We set off continuing down the same valley we had been following since beginning our descent off the Tibetan Plateau. The road was a mix of pavement and mud through small villages. About 10 kilometers down the road, we encountered the Maoists. They had blocked the road with a bench. They surrounded the vehicle and began speaking to our driver in Nepali. Lots of arguing commenced. They wanted us to pay them to pass. Our driver argued that he had already paid and had a receipt to show it. Yes, a receipt. The Maoists are kind enough to give you a bonafide receipt for paying their extortion demands. They only wanted 50 rupees. We gave it to them and got another receipt.
The country is pretty much lawless outside the the main cities, so you really have no choice but to pay. We drove on for a little while and were soon surrounded by middle school kids who had set up another roadblock. They started banging on the vehicle. They wanted money for their school. Our driver once again argued with them. This was nice of him. He should have run over them; their behavior was so bad. We eventually went on without paying. While this was going on, the students were having a chat with Greg who was riding in the back of the truck. We had extortion in the front and a “where are you from” conversation in the back. After passing them, we stopped for gas and had lunch.

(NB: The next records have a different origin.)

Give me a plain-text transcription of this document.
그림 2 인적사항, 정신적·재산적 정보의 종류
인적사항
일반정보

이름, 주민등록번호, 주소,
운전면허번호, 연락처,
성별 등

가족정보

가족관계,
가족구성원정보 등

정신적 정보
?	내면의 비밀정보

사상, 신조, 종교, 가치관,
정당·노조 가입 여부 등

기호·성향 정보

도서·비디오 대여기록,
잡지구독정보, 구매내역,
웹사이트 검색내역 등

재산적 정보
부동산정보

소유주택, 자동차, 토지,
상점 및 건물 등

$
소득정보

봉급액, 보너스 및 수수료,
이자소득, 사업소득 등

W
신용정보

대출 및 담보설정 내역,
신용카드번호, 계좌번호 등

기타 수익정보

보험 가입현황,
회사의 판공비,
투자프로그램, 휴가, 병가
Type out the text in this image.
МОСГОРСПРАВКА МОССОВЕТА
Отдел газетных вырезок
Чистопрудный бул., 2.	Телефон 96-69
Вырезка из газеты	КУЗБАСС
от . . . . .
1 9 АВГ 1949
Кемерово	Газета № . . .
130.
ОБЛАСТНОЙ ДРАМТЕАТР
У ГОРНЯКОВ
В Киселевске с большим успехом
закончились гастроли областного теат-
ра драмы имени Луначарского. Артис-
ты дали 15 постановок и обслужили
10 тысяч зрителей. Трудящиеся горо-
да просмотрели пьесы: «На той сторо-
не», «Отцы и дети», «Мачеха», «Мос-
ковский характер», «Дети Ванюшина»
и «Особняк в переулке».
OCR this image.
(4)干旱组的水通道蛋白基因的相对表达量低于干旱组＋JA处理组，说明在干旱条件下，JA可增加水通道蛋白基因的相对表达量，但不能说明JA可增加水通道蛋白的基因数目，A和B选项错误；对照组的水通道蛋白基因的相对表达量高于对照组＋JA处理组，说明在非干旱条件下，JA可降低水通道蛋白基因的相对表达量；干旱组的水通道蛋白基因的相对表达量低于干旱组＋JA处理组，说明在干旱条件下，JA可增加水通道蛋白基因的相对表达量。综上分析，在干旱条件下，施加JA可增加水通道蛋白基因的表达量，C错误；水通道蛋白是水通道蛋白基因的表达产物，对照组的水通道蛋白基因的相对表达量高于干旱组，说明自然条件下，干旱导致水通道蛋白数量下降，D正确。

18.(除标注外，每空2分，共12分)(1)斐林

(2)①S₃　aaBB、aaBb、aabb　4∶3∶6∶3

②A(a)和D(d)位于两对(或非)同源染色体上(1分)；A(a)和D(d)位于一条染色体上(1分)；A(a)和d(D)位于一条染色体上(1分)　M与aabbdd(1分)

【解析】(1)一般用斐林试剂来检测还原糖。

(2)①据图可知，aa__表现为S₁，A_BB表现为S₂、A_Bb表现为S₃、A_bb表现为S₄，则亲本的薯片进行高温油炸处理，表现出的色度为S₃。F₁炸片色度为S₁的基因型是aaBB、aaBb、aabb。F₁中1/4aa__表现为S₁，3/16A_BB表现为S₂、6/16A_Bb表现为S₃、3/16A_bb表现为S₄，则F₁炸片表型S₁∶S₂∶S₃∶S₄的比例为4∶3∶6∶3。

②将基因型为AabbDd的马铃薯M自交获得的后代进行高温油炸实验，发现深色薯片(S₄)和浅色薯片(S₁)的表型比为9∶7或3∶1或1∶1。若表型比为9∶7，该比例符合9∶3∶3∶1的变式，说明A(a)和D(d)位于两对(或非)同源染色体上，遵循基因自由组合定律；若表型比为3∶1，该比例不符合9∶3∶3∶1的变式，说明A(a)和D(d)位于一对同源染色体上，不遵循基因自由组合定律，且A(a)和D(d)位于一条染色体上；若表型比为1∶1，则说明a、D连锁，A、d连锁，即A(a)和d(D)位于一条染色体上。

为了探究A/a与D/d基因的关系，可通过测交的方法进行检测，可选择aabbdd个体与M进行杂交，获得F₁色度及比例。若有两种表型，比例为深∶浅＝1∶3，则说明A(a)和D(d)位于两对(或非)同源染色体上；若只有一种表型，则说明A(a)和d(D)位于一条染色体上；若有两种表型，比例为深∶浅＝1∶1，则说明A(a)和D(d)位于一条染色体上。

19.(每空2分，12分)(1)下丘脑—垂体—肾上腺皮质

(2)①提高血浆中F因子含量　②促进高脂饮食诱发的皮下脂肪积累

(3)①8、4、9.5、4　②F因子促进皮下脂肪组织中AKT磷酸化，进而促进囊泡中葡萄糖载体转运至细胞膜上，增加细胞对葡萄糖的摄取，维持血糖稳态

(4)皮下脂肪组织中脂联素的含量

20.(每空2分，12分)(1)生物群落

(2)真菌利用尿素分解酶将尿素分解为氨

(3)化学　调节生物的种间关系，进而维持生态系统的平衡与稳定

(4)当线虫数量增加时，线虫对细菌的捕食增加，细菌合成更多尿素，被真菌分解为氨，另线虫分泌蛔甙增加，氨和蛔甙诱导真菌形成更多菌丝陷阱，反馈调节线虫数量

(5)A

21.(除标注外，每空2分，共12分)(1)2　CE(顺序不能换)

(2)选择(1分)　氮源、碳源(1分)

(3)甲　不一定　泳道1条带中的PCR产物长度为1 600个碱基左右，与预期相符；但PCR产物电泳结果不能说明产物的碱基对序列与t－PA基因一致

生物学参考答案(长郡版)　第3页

Lunch was at what appeared to be a friend of Orjun Shasta. They set out rice, potatoes, chicken and fish. We passed on the cold meat. Our driver wanted to wait until the sun went down a little; we stayed for over two hours. We played with the children, the dog, the cat, the chickens and visited with the family. I decided to do some sewing as a button had come off my pants. I got out my sewing kit, my needle and began the arduous task of trying to thread the needle (a task at which I have no skill). After watching me struggle, the family took pity on me. One of the daughters pulled out a big needle and sewed the button on for me.
We drove towards Kathmandu. Our driver kept stopping, to take school kids he knew home and then stayed to visit their parents. He stopped to buy fruit and flirt with the saleswomen. He stopped to recharge his cell phone. He stopped at a guesthouse where the owner tried to convince us to stay by telling us that a nonexistent bandh was up ahead. We eventually had enough and told him that if he stopped again, we would start deducting money from his pay. We didn’t meet anymore resistance.
A few groups hovered around the roadside. We had to tell our driver not to stop; all everyone wanted was money. We arrived at the Kathmandu guesthouse in Thamel exhausted after the long day. I paid the driver in US dollars after a long discussion about which exchange rate to use. The guesthouse was full so they called the Buddha accommodation. Someone came to get us. It is a good thing they did as Thamel is a warren of narrow winding streets. Greg, Kera, and I went to eat after checking in. We decided on a nice rooftop restaurant. I ordered a set Nepali dinner that consisted of a platter with rice in the middle. It was surrounded by various curries, vegetables and meat. All this for 150 rupees.
It took us a total of about 6.5 hours to make the 120-kilometer trip.